Olha, 3 a 0 numa final é difícil reverter mesmo. Mas no futebol, temos que ter os pés no chão para não sermos surpreendidos, alertou Barbieri. Pereira deixou o gramado decepcionado com seu time. Para ele, cada jogador quis resolver sozinho o que foi determinante para o resultado. O diferencial foi a aplicação tática. Foi uma fatalidade, esse não é o nosso futebol. Não tivemos o respeito devido por uma equipe como a do Paraná. Nós jogamos como Paraná e o Paraná jogou como Adap. Houve um excesso de individualidade também, desabafou o
treinador.
Enquanto Pereira reclamava dos seus comandados, o rival comemorava a aplicação de seus jogadores. Foi uma equipe determinada e taticamente perfeita, avaliou.
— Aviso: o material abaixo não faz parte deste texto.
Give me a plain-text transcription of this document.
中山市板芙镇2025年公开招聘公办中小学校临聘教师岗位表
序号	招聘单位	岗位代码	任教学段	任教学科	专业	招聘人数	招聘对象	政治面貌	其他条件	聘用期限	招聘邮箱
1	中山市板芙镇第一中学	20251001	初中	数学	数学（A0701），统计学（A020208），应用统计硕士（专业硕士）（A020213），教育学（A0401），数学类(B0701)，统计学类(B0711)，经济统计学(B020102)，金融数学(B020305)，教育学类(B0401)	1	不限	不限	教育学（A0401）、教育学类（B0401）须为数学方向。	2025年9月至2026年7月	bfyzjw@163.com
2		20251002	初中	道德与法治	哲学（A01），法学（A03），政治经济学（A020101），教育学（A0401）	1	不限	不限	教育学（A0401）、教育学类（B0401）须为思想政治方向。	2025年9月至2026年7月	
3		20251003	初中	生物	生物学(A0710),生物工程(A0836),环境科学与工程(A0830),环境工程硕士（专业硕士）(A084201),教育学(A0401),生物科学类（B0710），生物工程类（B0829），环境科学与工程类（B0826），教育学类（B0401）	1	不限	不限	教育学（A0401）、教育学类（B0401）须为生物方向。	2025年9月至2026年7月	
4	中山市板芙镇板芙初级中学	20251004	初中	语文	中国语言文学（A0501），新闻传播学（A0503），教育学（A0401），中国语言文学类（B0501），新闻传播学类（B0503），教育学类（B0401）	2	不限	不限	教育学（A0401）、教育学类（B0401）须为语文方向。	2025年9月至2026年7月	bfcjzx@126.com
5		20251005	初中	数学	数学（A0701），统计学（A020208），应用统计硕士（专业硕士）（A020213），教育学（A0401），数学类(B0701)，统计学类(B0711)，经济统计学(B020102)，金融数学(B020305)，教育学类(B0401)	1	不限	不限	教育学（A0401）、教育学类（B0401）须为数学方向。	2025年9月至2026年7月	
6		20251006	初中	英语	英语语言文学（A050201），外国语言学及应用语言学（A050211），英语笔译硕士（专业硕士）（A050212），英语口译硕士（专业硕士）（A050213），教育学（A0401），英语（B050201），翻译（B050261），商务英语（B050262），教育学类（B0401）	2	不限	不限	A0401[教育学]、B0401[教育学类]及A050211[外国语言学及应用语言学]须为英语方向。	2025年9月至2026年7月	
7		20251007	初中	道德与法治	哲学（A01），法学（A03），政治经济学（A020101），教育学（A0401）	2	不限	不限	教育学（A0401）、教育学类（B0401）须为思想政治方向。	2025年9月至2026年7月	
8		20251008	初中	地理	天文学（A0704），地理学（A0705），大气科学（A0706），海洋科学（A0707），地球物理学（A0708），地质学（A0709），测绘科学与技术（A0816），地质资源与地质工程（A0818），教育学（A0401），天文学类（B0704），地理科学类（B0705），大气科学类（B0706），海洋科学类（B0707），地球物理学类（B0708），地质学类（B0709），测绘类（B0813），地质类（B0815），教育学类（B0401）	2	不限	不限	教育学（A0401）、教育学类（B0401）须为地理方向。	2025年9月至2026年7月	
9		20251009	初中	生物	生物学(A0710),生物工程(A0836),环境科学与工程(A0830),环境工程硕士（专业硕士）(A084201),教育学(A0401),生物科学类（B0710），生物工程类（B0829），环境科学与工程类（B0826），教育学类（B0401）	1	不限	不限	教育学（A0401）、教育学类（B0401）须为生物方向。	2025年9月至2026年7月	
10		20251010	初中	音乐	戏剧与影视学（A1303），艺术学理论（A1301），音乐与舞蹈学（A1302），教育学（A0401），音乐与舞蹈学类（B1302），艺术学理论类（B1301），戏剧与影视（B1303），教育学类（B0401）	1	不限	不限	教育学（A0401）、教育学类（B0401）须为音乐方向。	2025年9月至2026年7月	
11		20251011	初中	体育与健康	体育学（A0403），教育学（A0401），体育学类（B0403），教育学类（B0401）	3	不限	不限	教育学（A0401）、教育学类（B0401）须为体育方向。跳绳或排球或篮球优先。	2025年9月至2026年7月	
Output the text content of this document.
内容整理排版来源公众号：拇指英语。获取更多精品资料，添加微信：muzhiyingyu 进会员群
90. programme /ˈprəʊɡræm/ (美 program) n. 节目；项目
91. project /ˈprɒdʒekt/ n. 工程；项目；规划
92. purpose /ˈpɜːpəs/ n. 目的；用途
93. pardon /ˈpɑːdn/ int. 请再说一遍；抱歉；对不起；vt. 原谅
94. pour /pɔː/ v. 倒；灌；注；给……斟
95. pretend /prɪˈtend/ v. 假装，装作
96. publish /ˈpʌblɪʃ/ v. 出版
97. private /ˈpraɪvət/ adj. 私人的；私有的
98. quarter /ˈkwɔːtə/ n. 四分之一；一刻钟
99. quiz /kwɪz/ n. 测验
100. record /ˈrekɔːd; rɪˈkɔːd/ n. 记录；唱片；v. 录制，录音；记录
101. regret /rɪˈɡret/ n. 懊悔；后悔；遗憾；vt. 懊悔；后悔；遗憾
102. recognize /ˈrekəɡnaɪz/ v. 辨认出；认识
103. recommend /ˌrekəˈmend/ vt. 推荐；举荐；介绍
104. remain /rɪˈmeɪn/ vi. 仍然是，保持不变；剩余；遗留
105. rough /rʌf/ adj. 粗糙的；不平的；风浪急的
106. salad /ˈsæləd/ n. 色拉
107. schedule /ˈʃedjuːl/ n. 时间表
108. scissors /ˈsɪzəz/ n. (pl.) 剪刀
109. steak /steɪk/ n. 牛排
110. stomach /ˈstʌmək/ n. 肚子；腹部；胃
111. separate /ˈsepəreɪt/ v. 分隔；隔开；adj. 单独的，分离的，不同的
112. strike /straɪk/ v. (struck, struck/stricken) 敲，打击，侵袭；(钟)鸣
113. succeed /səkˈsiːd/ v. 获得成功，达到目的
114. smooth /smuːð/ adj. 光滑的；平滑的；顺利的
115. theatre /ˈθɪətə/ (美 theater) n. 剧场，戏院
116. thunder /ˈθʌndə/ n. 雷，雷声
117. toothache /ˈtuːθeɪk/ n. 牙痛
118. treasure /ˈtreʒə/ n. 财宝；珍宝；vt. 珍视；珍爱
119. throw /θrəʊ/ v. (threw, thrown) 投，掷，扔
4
Se os dois técnicos acham que o Campeonato Paranaense está decidido, os jogadores mantém o discurso de que ainda dá. Se eles vieram aqui e conseguiram construir o placar elástico, nós também podemos fazer isso lá. Provamos que temos força ao passar por Atlético e Coritiba, afirmou o volante Felipe Alves, melhor jogador do time ontem. Fomos mais felizes hoje, mas precisamos manter os pés no chão porque não tem nada definido, alertou o artilheiro Leonardo.
Gilberto Pereira ainda reclamou do apito de Evandro Rogério Roman em dois lances. O pênalti inexistente que ele deu abriu uma situação e o gol anulado outra. Foram dois lances capitais que poderiam mudar a história do jogo, reclamou o treinador. Fora isso, o Evandro foi perfeito, mas mais uma vês fomos prejudicados. (T.M.)